Transportation Security Administration
The Transportation Security Administration (TSA) is an agency of the U.S. Department of Homeland Security, created in the wake of 9/11 in order to protect air travel and airports in the United States. The TSA is also responsible for security for America’s highways, railroads, buses, and ports, but most of its work takes place in airport security. Currently TSA agents work at over 450 American airports.
The TSA includes several different types of employees. Transportation Security Officers (TSOs) are the most visible, encountered by travelers in airports across the country. These employees are referred to as “screeners,” searching baggage and operating metal detectors. TSA officers wear blue-grey uniform shirts and black pants and wear badges similar to those worn by police. Because TSA officers do not carry weapons and do not have the power to arrest anyone, many police agencies object to their use of badges.

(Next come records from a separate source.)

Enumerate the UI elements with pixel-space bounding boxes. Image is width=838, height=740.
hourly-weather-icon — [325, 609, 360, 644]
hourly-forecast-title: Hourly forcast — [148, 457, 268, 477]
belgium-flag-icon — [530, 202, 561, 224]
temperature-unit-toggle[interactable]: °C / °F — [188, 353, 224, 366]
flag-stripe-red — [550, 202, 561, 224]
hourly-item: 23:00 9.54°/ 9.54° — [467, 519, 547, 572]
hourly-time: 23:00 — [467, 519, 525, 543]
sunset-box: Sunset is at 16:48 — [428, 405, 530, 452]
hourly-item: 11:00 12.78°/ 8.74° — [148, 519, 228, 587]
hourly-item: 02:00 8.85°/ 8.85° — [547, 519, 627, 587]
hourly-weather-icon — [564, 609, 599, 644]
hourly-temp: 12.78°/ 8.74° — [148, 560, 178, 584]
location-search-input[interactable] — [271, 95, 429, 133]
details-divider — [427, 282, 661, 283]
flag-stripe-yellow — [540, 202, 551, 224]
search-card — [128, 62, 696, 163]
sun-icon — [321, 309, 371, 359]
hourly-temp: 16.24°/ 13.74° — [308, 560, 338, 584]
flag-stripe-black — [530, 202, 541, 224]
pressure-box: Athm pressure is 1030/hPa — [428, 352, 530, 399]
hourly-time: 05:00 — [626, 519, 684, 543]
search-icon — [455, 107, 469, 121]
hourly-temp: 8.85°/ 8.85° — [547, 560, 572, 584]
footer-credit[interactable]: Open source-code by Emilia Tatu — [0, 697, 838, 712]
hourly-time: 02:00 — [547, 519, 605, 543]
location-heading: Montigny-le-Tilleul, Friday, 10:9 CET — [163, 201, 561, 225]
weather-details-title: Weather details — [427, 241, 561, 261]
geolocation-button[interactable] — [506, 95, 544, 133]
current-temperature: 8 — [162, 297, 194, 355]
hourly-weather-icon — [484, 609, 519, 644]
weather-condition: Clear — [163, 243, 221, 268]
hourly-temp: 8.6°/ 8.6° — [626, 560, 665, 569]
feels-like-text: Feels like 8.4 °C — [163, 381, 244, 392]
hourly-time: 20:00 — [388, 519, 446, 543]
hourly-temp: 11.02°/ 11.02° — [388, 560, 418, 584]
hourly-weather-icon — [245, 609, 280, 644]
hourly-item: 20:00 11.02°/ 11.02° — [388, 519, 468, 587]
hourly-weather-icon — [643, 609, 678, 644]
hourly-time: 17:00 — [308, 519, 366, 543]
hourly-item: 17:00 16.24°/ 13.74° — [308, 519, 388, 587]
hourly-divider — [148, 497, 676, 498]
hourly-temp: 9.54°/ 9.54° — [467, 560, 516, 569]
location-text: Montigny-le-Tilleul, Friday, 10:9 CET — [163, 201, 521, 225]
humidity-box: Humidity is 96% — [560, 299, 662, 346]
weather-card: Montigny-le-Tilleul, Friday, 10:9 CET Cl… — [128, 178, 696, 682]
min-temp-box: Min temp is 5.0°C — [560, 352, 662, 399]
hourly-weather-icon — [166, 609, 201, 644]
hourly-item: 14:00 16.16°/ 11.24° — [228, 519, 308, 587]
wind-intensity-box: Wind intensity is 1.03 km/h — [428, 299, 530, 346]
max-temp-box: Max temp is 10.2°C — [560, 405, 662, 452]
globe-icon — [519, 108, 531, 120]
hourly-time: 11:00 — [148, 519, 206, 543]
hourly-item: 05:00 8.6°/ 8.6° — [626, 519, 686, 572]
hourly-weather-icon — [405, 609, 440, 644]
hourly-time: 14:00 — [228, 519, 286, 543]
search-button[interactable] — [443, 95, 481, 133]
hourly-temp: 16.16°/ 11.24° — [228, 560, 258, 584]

Federal Air Marshalls are also employees of the TSA. Air Marshalls work undercover on US flights in order to protect against terrorist attacks in-flight. The Federal Air Marshall program was originally created in 1961 following the first hijacking of a US airliner.
Some studies have suggested that increased TSA security at American airports has led to a rise in traffic deaths in the United States, as many would-be travelers choose to drive rather than undergo the invasive and complicated screening procedures. Other criticisms leveled against the TSA include charges of employees sleeping on the job, sexual harassment of travelers, and wasting money.